Глава 14

В бытовке горел свет. Подходило три часа ночи. Хмурый и сонный Машко расхаживал туда-сюда. Его подняли среди ночи, когда прапорщик застукал нашу шатию-братию после драки.

Машко хоть и попытался привести себя в надлежащий вид, но все равно выглядел помятым: лицо его осунулось, а под глазами повисли мешки. Он внимательно всматривался в наши лица и приказал предъявить кулаки к осмотру. Когда не нашел никаких видимых травм, сказал:

— Попались вы, ребятки. Из-за чего драка была?

Все молчали. Никто не спешил выдавать причину ссоры, а деды придумывали дурацкие оправдания. Впрочем, Машко этим было не провести.

— Так, стоп-стоп, — остановил сержантов Машко. — Значит так. У нас два пути. Первый — завтра вся учебная застава бежит марш-бросок до стрельбища. А там, как ни как, не меньше семнадцати километров наберется. Второй вариант — вы рассказываете мне все, как было в подробностях. Спокойно и обстоятельно. Тогда я решаю, как наказать только вашу компанию.

Все задумались. Упирался только Бодрых и то недолго. Остальные быстро согласились, что марш-бросок для всех — наказание излишне чрезмерное, учитывая, что в драке пострадавшие отделались легкими ушибами.

А еще старлей знал, на кого давить.

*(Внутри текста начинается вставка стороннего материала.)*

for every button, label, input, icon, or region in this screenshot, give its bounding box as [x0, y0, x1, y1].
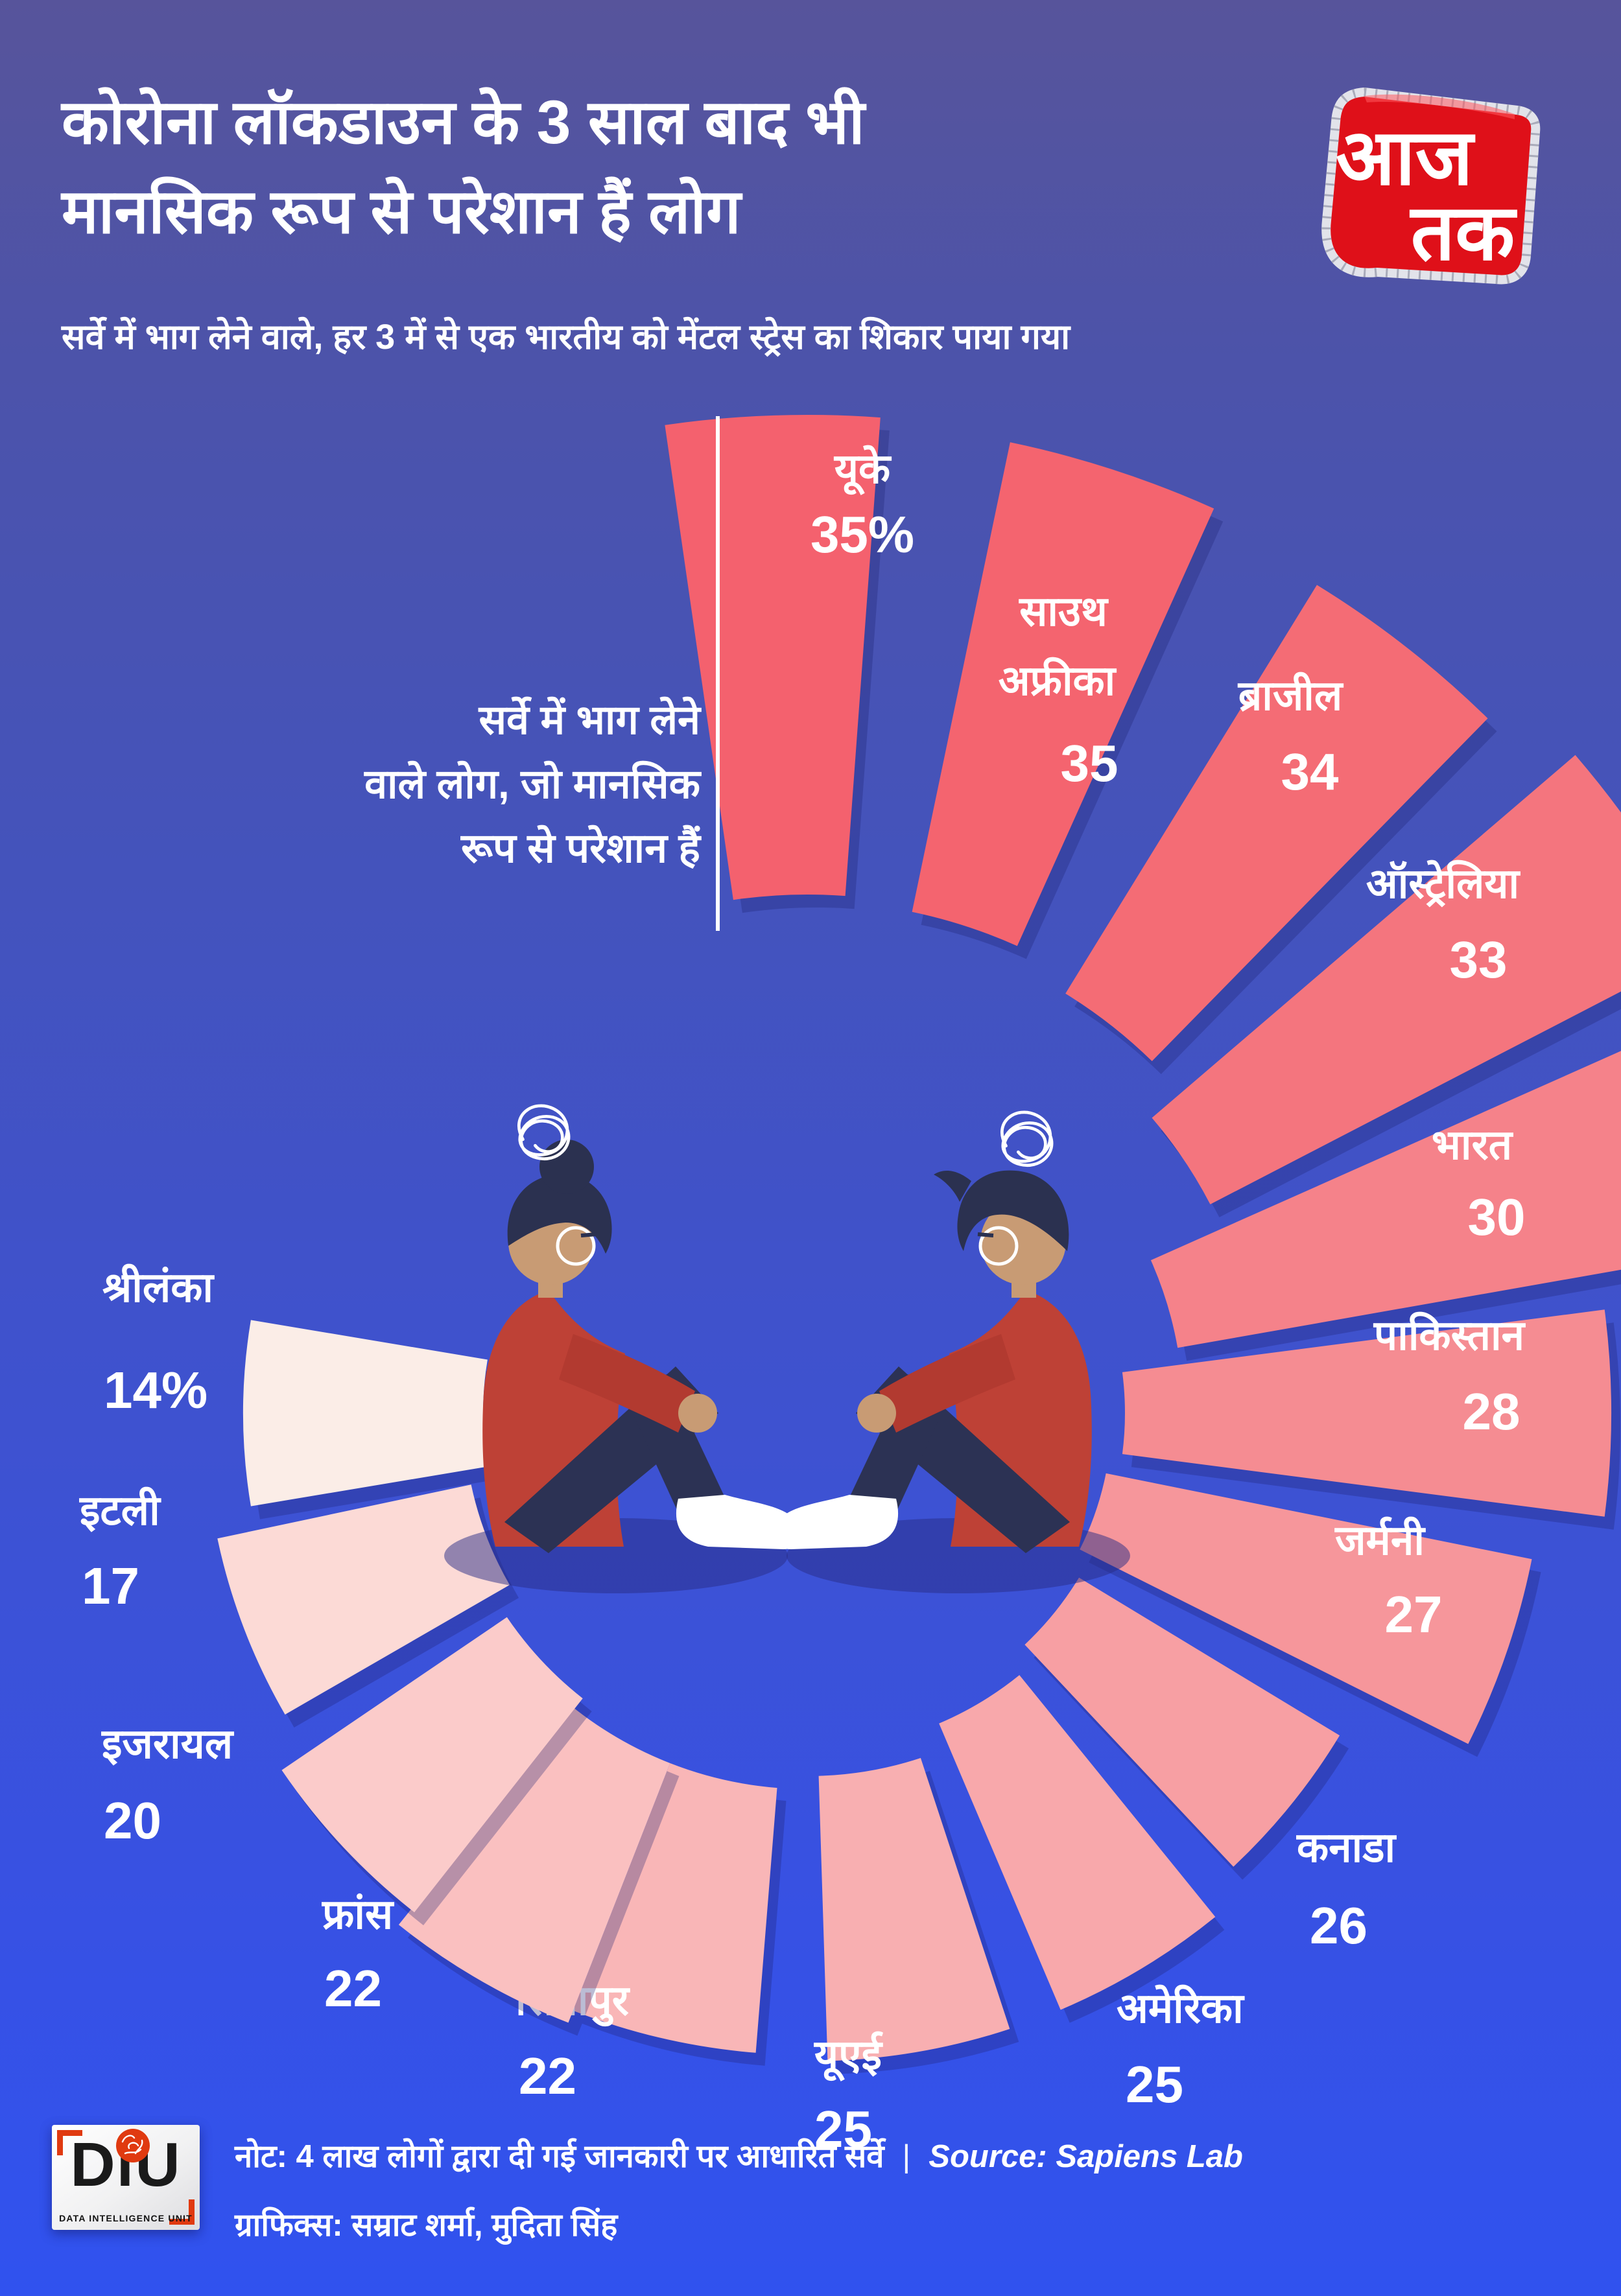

Ну и надавил на сержанта Бодрых. Видать, был Гриша как-то с ним повязан, потому что быстро сам загнал себя в ловушку, а потом обреченно признался.

— Значит, говорите, из-за часов была драка? Я к тебе обращаюсь, Бодрых!

— Так точно… Из-за часов, товарищ старший лейтенант… Селихов разбил мои на марш-броске. Я посчитал, что будет справедливым, если взамен отдаст мне свои.

Говорил он тихо и виновато, будто бы стыдился своих слов. Сергей же, второй сержант, поглядывал на Бодрых со злым укором во взгляде.

— Но драться мы не собирались! — Вдруг крикнул Бодрых, — я думал, все по мирному сделать! Что б по справедливости!

— Да не ори ты так, — тронул лоб Машко, — люди же спят!

— Виноват, товарищ старший лейтенант, — проговорив тише, смутился сержант.

Все виновники «торжества», вытянулись смирно. Прапорщик Маточкин стоял у входа, заложив руки за спину. С видом орла, терпеливо выслеживающего добычу, он сверлил нас взглядом.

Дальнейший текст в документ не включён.